Tag: commute

  • Cold Car

    Early still dark and the cat is up
    a cup of coffee before commute
    past a golden sun in woods lost
    to old Firestones rubber cairns.

    Commutes are like short stories
    back out, turn around, take off
    reach the corner slow stop turn
    right down the hill to the light.

    The hills loom typographically
    a bold outline of italicized firs
    at an intersection of squirrels
    and owls a tree older than any

    house on the block remembers
    not who lived where but winds
    and howls rains and scorching
    sun a few children on swings.

    Houses last longer than cars
    trees longer than houses the
    old man recalls his home his
    cars and the tree he planted

    in his front yard a year prior
    to the war and it lived to see
    the freeway come through
    odd name that, he said,

    no one on it ever seemed free
    especially if you missed your
    offramp had to go another
    mile or two get off back on.

    One picks a car like a font
    default curlicue bumpers
    and chrome strips along
    the doors inside the bowl

    cold in the counter stroke
    as one enters the aperture
    the temperature there not
    quite human in spite of the

    comfort compared to the horse
    drawn buggy or the old man
    with a staff stumbling toward
    town his rucksack full of acorns.

  • The Old Commute

    Retired from structured work
    where one comes in time
    to a sense of worthiness
    awake but dewy-eyed

    we often rode together but
    arrived to chalk and cheese
    shifts you taught me
    to go easy to go around

    and the rain fell down
    petrichor filled the hooptie
    and I long now for those days
    when we used to commute.

  • Sitting in the City

    Maple out spray maying
    ribbons of flowers
    twirl the girls
    round the pole boys
    pulling with bicycles
    festoons falling
    yards full of toys
    and fickle mud.
    Sitting out warm summer evenings, distant wildfires raking up the dry brush, smoke seen by astronauts as far away as January, surf still rolling up the beaches all around the world, I think of those days and nights six months opposite and reflect on the perfection of earth time.

     

    We have “seen the travail”:

    “A time to get, and a time to lose; a time to keep, and a time to cast away…That which hath been is now; and that which is to be hath already been” (Ecclesiastes, 3:6-15, KJV).

     

    But from the time the alarm clocks call and coo across the great divide, and while some rush to it others delay with snooze, to the resetting of the alarms at night, all grow quickly and remain forever impatient with time.

     

    So time moves on: the commute doglegs left as the slow lane stops while drivers get out and pee behind the rail; cells go dead and news is lost forever; the lady in front of you in line at the coffee drive-thru is ordering lattes with lemon twists and chocolate sprinkles atop whipped cream delight – for her whole office; you stop for a jam filled doughnut, already late, and you don’t give a damn about the new diet.

     

    Walking to the front door from the parking lot you wonder if you’ve worn the right clothes for the day.
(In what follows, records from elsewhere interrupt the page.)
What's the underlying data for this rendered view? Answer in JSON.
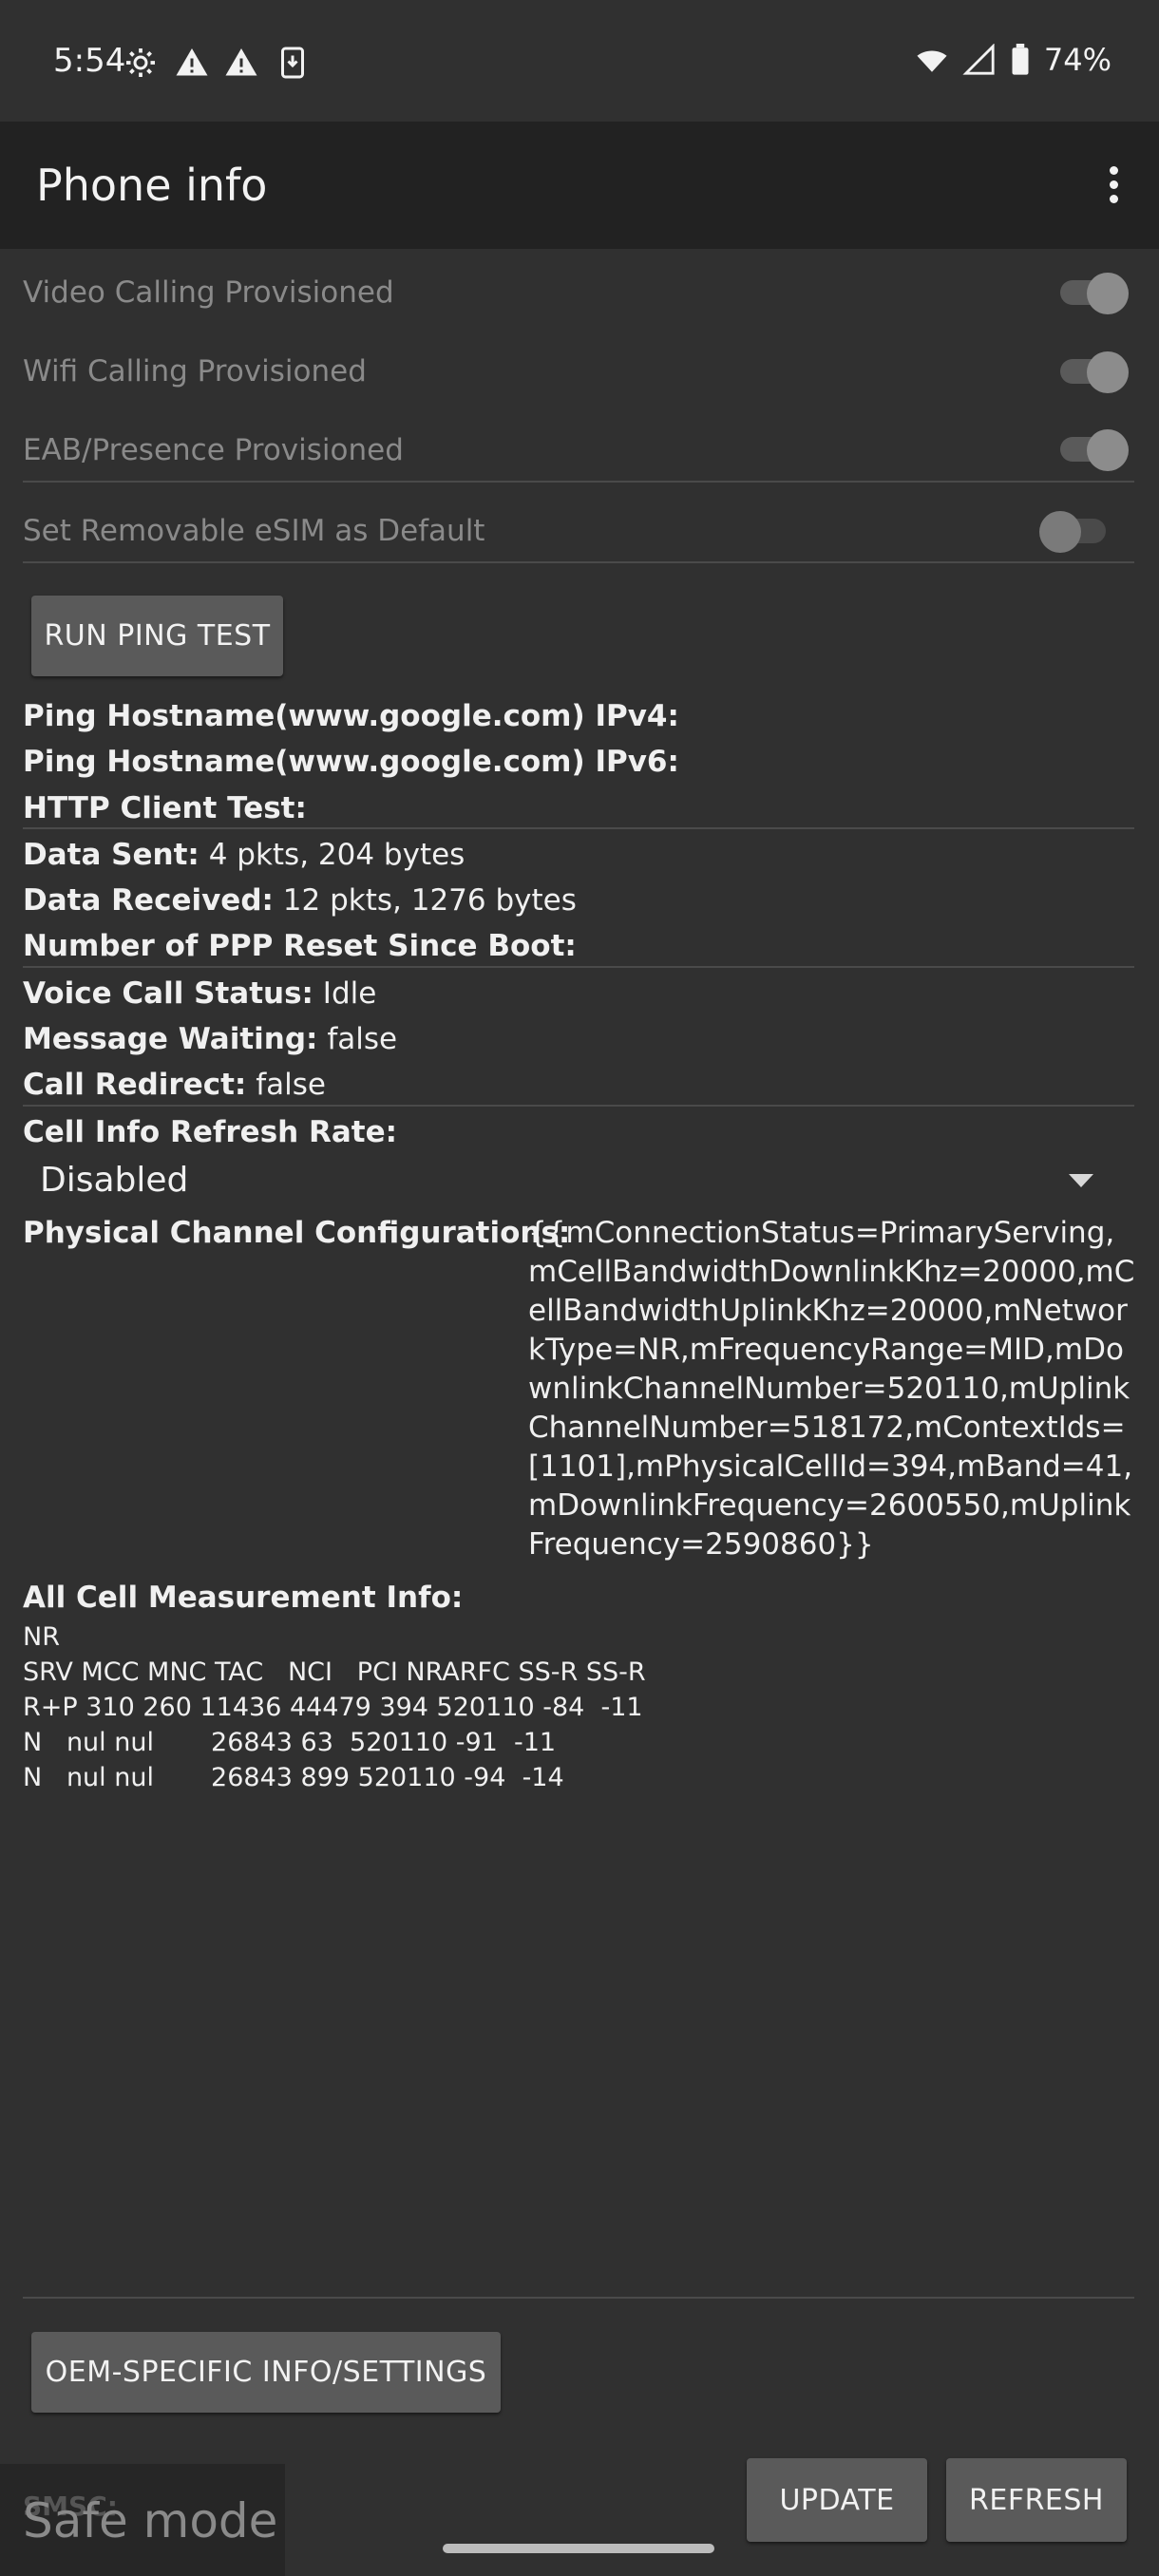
{
  "status_bar": {
    "time": "5:54",
    "battery": "74%",
    "icons": [
      "gear-icon",
      "warning-icon",
      "warning-icon",
      "download-icon",
      "wifi-icon",
      "signal-icon",
      "battery-icon"
    ]
  },
  "app_bar": {
    "title": "Phone info",
    "menu_icon": "more-vert-icon"
  },
  "toggles": [
    {
      "label": "Video Calling Provisioned",
      "on": true
    },
    {
      "label": "Wifi Calling Provisioned",
      "on": true
    },
    {
      "label": "EAB/Presence Provisioned",
      "on": true
    },
    {
      "label": "Set Removable eSIM as Default",
      "on": false
    }
  ],
  "buttons": {
    "run_ping_test": "RUN PING TEST",
    "oem_specific": "OEM-SPECIFIC INFO/SETTINGS",
    "update": "UPDATE",
    "refresh": "REFRESH"
  },
  "info": {
    "ping_ipv4_label": "Ping Hostname(www.google.com) IPv4:",
    "ping_ipv6_label": "Ping Hostname(www.google.com) IPv6:",
    "http_client_label": "HTTP Client Test:",
    "data_sent_label": "Data Sent:",
    "data_sent_value": "4 pkts, 204 bytes",
    "data_received_label": "Data Received:",
    "data_received_value": "12 pkts, 1276 bytes",
    "ppp_reset_label": "Number of PPP Reset Since Boot:",
    "voice_call_label": "Voice Call Status:",
    "voice_call_value": "Idle",
    "message_waiting_label": "Message Waiting:",
    "message_waiting_value": "false",
    "call_redirect_label": "Call Redirect:",
    "call_redirect_value": "false",
    "cell_refresh_label": "Cell Info Refresh Rate:",
    "cell_refresh_value": "Disabled",
    "pcc_label": "Physical Channel Configurations:",
    "pcc_value": "{{mConnectionStatus=PrimaryServing,mCellBandwidthDownlinkKhz=20000,mCellBandwidthUplinkKhz=20000,mNetworkType=NR,mFrequencyRange=MID,mDownlinkChannelNumber=520110,mUplinkChannelNumber=518172,mContextIds=[1101],mPhysicalCellId=394,mBand=41,mDownlinkFrequency=2600550,mUplinkFrequency=2590860}}",
    "meas_label": "All Cell Measurement Info:",
    "meas_lines": [
      "NR",
      "SRV MCC MNC TAC   NCI   PCI NRARFC SS-R SS-R",
      "R+P 310 260 11436 44479 394 520110 -84  -11",
      "N   nul nul       26843 63  520110 -91  -11",
      "N   nul nul       26843 899 520110 -94  -14"
    ],
    "smsc_label": "SMSC:"
  },
  "overlay": {
    "safe_mode": "Safe mode"
  }
}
You forgot your sack lunch. The café is serving mac and cheese. You promise a nice salad for dinner. Someone has tossed a cigarette butt in your path – how rude is that! By the time you leave the office, it’s dark out and you’ve forgotten the doughnut and the salad.

     

    July table in the shade
    under the apple tree:
    pickles, potato salad,
    baked beans, deviled
    eggs, bottles of beer,
    water balloon toss,
    evening of pops,
    night of dust.
    By the end of August,
    the sun slipping south
    at an alarming speed,
    the activists suggest
    a presidential decree:
    a declaration of
    a state of emergency,
    plan parades in glee.
    Winter whistles restlessly,
    inflows of wet and dry cold,
    floods and long lines
    at the flu counter,
    impeccable timing,
    seasons on earth,
    neither hurried nor harried,
    quit nor balked.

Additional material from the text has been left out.